AMC’s high-mountain hut system in New Hampshire’s White Mountain National Forest was well-established by the early 1970s, having provided shelter and beds to three-season hikers for decades. In December 1972, Zealand Falls Hut became the first hut to welcome overnight guests through the winter with the hiring of AMC’s first winter caretaker, Chris Hawkins. For a reservation fee of $4, guests could stay overnight at the hut but needed to provide their own sleeping bags and food, having use of the kitchen under the caretaker’s guidance.
Fifty years on, six caretakers spend the winter at three AMC huts—Zealand Falls, Carter Notch, and Lonesome Lake—welcoming guests with a smile, access to water and snacks, and help assessing conditions in the mountains, says Bethany Taylor, AMC’s huts manager.
“Having these three little huts open in the winter really expands how many seasons of magic the mountains have to offer, without demanding that all winter recreationalists are prepared to winter camp,” Taylor says. “The huts are a refuge in more ways than one, and I’m very proud of our current caretakers’ work in carrying on the legacy of AMC winter huts.”
Enjoy this brief history of AMC’s winter caretaker program in photos.
On December 21, 1974, AMC’s Carter Notch Hut opened for winter. Both Zealand Falls and Carter Notch huts were billed as not only great snowshoe destinations, but fun and challenging options for backcountry skiing as well.
AMC’s Youth Opportunities Program, founded in 1968, never let the season determine the availability of trips from which their youth group trainees could choose, according to Becky Fullerton, AMC’s archivist. Here, youths from the Greater Boston area experience winter in the White Mountains and learn new skills like navigating trail terrain on snowshoes.
Teens and adult leaders enjoy a break at Carter Notch Hut in 1991. By the 1990s, the winter huts had been well incorporated into AMC’s guided program offerings. January 1991 featured a weeklong guided hut-to-hut trek with a two-night snowshoe trek to Carter Notch Hut and a recuperative night at Joe Dodge Lodge in Pinkham Notch, followed by a ski tour to and around Zealand Falls Hut. The rest of January and February were peppered with shorter weekend tours to both huts, according to records from the AMC Library and Archives.
Since the program’s inception, a key responsibility for winter caretakers is clearing stairs, decks, and paths around the huts after snow has fallen.
Lonesome Lake Hut wouldn’t open for the winter overnight stays until 2002, under former AMC Huts Manager Dave Herring.
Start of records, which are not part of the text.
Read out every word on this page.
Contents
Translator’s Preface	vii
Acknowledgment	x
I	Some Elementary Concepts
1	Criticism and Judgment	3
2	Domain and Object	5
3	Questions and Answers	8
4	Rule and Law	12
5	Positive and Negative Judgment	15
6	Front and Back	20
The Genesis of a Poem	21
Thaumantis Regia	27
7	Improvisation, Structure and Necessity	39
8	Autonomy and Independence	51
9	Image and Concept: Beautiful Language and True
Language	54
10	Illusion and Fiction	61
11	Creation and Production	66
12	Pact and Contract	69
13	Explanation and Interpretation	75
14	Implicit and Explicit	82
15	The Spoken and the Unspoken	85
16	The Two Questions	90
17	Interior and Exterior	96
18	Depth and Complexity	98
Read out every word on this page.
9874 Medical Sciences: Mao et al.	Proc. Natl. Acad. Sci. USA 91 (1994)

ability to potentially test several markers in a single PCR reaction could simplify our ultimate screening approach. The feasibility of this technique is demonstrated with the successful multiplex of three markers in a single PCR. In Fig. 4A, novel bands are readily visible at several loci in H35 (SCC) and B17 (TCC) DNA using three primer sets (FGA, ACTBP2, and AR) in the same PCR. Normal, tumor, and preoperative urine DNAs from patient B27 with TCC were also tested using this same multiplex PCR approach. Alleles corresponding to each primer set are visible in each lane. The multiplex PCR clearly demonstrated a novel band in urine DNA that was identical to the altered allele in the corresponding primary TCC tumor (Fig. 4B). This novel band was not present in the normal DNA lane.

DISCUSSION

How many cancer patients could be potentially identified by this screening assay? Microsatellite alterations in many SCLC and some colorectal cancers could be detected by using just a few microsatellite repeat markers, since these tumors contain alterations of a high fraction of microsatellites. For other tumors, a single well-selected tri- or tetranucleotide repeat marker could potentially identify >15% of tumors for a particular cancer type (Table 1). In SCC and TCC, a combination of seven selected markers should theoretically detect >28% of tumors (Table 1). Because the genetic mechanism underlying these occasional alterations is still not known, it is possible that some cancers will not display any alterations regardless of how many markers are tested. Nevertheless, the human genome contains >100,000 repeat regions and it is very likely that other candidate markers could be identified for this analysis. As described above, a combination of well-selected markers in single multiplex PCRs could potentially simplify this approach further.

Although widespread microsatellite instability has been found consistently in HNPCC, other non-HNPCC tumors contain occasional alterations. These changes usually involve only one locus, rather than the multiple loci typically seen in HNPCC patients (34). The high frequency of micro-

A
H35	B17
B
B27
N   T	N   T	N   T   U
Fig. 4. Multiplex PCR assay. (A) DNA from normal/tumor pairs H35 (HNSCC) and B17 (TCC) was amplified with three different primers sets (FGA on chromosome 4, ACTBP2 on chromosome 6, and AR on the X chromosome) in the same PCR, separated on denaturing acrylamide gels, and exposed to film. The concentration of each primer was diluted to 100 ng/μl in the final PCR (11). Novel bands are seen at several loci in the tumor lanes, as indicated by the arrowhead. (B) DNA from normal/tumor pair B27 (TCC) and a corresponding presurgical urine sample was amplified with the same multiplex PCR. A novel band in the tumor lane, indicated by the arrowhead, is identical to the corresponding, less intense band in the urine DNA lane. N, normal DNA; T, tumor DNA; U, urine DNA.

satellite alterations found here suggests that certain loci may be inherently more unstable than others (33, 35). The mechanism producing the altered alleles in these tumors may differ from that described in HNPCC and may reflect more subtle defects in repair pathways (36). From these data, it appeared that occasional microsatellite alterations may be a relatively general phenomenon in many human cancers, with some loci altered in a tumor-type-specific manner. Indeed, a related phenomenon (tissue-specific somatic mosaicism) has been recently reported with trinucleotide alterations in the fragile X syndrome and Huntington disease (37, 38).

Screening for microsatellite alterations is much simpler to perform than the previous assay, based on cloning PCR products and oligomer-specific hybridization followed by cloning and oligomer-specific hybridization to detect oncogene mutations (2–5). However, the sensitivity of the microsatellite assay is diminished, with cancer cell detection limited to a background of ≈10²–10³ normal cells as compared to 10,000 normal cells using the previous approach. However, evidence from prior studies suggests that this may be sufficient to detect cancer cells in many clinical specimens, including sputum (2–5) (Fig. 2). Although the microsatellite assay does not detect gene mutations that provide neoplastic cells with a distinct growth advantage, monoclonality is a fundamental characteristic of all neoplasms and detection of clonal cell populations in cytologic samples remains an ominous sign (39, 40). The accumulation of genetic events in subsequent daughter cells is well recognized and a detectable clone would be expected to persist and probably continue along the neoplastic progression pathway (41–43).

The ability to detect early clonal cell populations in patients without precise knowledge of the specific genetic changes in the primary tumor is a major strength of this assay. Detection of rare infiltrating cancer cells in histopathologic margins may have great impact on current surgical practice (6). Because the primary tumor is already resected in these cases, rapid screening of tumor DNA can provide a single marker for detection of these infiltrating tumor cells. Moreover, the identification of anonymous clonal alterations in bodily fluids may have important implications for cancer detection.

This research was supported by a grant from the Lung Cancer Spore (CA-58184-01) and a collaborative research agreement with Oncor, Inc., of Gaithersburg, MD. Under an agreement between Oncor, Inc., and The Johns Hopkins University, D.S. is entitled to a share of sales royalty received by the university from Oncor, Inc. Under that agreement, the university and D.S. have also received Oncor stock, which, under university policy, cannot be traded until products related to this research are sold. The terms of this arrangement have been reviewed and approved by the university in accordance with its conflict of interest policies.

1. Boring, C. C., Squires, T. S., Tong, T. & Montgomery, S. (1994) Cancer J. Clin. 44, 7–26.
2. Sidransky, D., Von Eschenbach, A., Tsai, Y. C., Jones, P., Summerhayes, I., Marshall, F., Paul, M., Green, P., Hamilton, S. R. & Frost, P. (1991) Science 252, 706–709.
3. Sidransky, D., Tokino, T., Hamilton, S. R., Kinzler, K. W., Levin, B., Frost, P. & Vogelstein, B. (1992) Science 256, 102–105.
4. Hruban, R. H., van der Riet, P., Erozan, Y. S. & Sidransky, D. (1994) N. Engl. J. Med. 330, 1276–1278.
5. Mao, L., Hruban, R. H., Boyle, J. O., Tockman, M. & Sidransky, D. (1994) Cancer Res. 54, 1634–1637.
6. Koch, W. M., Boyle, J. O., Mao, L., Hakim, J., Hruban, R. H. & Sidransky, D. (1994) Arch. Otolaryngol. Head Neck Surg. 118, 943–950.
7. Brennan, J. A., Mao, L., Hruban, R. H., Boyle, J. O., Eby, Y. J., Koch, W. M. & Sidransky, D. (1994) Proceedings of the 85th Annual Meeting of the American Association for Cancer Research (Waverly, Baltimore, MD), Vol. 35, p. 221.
The hut was even modified for winter use in mind: a woodstove and woodshed were added, insulated windows and door installed, and a second roof, with a steeper pitch to shed snow, built.
Making a winter hut stay a little more like winter camping is the fact that though bunks are indoors, they are unheated, Fullerton says. At Carter Notch (pictured) and Lonesome Lake huts, bunks are entirely separate from the main hut building. Although there is a woodstove in each hut, stoves are lit only in the evening to make it slightly more comfortable while cooking, eating, and relaxing around the hut, Fullerton adds.
AMC employs six winter hut caretakers—two each for each hut—who flip-flop weeks so that they are able to refresh, recharge, shower, and warm up between stints. According to Huts Manager Bethany Taylor, this schedule gives caretakers a pleasant contrast from their weeks in the huts—which can be quiet and full of both manual labor with shoveling and wood chopping and pumping, hauling and boiling potable water—and could wear a person down without the breaks.
“We’ve become much more cognizant of the emotional and mental toll that a winter of cold solitude can take on caretakers and have adapted the work schedule accordingly so that our caretakers operate from an excess of comfort, so that they have more to share with the guests, which in turn improves the guests’ experience of being in a winter hut,” Taylor says.